Pan, The Love Agency, acted as a test client, and when COVID hit, “many of our smaller agency clients fell off the books and left only a few whales, meaning we could focus on those to help inform the direction of Blutui.” The agency, along with investment from family and friends, funded the venture.
Running both the agency and Blutui simultaneously acts as a point of difference, Graeme says, because the team can react to agency needs in real-time.
“It’s a key differentiator in our offering to agencies. We are developing Blutui in a live production environment with continual input from our own studio.”
Blutui has grown to a team of 10, including six full stack developers, engineers, and AI specialists, with two more hires on the way. Charlie Cooper, Blutui’s product manager, previously worked in agencies in the UK and Australia such as McCann Health. Chief commercial officer Christy Fung has worked across Asia and the UK in fintech and gaming businesses, and Amir Mireskandari, Ogilvy Asia’s ex-chief delivery officer, is a board adviser.
Agency brand white-labelling is a key part of the offering, meaning agencies can present the platform to clients as their own proprietary tech.

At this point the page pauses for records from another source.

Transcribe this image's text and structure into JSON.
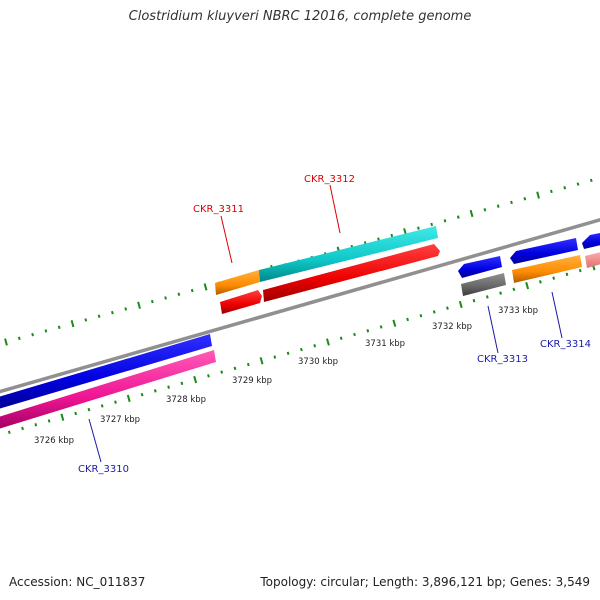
{
  "title": "Clostridium kluyveri NBRC 12016, complete genome",
  "footer": {
    "accession": "Accession: NC_011837",
    "summary": "Topology: circular; Length: 3,896,121 bp; Genes: 3,549"
  },
  "colors": {
    "backbone": "#888888",
    "ticks": "#1a8a1a",
    "label_top": "#dd0000",
    "label_bottom": "#1a1aaa",
    "kbp_text": "#222222"
  },
  "kbp_labels": [
    "3726 kbp",
    "3727 kbp",
    "3728 kbp",
    "3729 kbp",
    "3730 kbp",
    "3731 kbp",
    "3732 kbp",
    "3733 kbp"
  ],
  "gene_labels": {
    "top": [
      "CKR_3311",
      "CKR_3312"
    ],
    "bottom": [
      "CKR_3310",
      "CKR_3313",
      "CKR_3314"
    ]
  }
}
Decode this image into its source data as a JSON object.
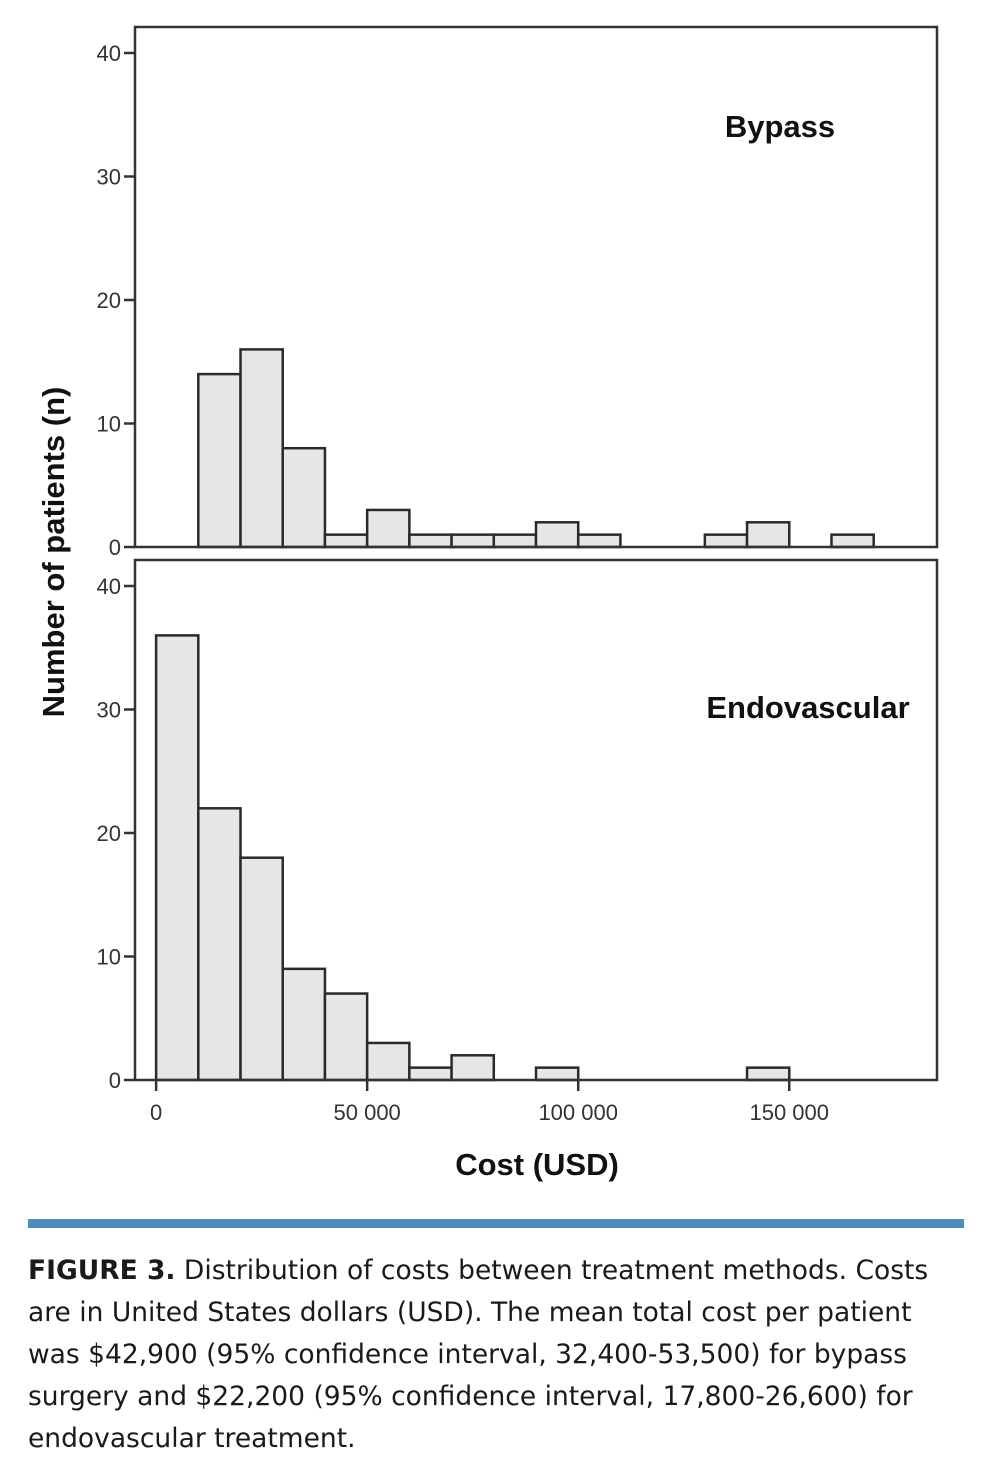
{
  "chart_data": {
    "type": "bar",
    "subtype": "histogram",
    "xlabel": "Cost (USD)",
    "ylabel": "Number of patients (n)",
    "x_ticks": [
      0,
      50000,
      100000,
      150000
    ],
    "x_tick_labels": [
      "0",
      "50 000",
      "100 000",
      "150 000"
    ],
    "xlim": [
      -5000,
      185000
    ],
    "bin_width": 10000,
    "y_ticks": [
      0,
      10,
      20,
      30,
      40
    ],
    "ylim": [
      0,
      40.5
    ],
    "panels": [
      {
        "name": "Bypass",
        "bin_starts": [
          10000,
          20000,
          30000,
          40000,
          50000,
          60000,
          70000,
          80000,
          90000,
          100000,
          130000,
          140000,
          160000
        ],
        "values": [
          14,
          16,
          8,
          1,
          3,
          1,
          1,
          1,
          2,
          1,
          1,
          2,
          1
        ]
      },
      {
        "name": "Endovascular",
        "bin_starts": [
          0,
          10000,
          20000,
          30000,
          40000,
          50000,
          60000,
          70000,
          90000,
          140000
        ],
        "values": [
          36,
          22,
          18,
          9,
          7,
          3,
          1,
          2,
          1,
          1
        ]
      }
    ],
    "grid": false,
    "colors": {
      "bar_fill": "#e6e6e6",
      "bar_stroke": "#2a2a2a",
      "divider": "#4b8dba"
    }
  },
  "caption": {
    "label": "FIGURE 3.",
    "text": "Distribution of costs between treatment methods. Costs are in United States dollars (USD). The mean total cost per patient was $42,900 (95% confidence interval, 32,400-53,500) for bypass surgery and $22,200 (95% confidence interval, 17,800-26,600) for endovascular treatment."
  }
}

That’s what led to the “Fight Club rule”.
“We don’t publicise our client list or pricing because it’s not a competitive edge if everyone has access to it,” Graeme explains.
He can, however, talk about how anonymous clients have used Blutui.
“One indie in Sydney previously spent over five months trying to launch their website using a mainstream platform, only to face infrastructure issues that led to a failed launch,” Graeme says.
“With Blutui, they met their deadline in under three weeks, including multiple rounds of UX and UI revisions.”
Another global agency’s Southeast Asian office needed to deliver a big fast food brand website for a competition, and quickly. They smashed the three-week deadline by delivering the site in five days, Graeme says.
Graeme says the tech suits indies using freelancers or global networks with a slew of offices. The pricing structure differs from agency to agency though.
“Depending on the agency use case, we will tailor an enterprise arrangement or SaaS licence to suit. We understand that agencies don’t have time to waste trying to understand complex fee structures.”
Graeme’s ambition for Blutui is that it stops being an underdog, and becomes the renowned “gold standard for digital development” for “progressive agencies to deliver creativity and value for their clients.”
Last year, he focused on building the brand in Southeast Asia, and Europe, including the UK. Looking ahead, Graeme believes Blutui’s proposition will only strengthen, as agencies continue to feel the pinch.
“We don’t see any change to the ever-increasing margin pressure and competition for digital projects coming from outside adland, so 2025 promises rapid growth,” he says.
“But we’re committed to staying selective about our agency friends to ensure alignment with our vision for sustainable growth for them and for us. We don’t need to be big to deliver better.”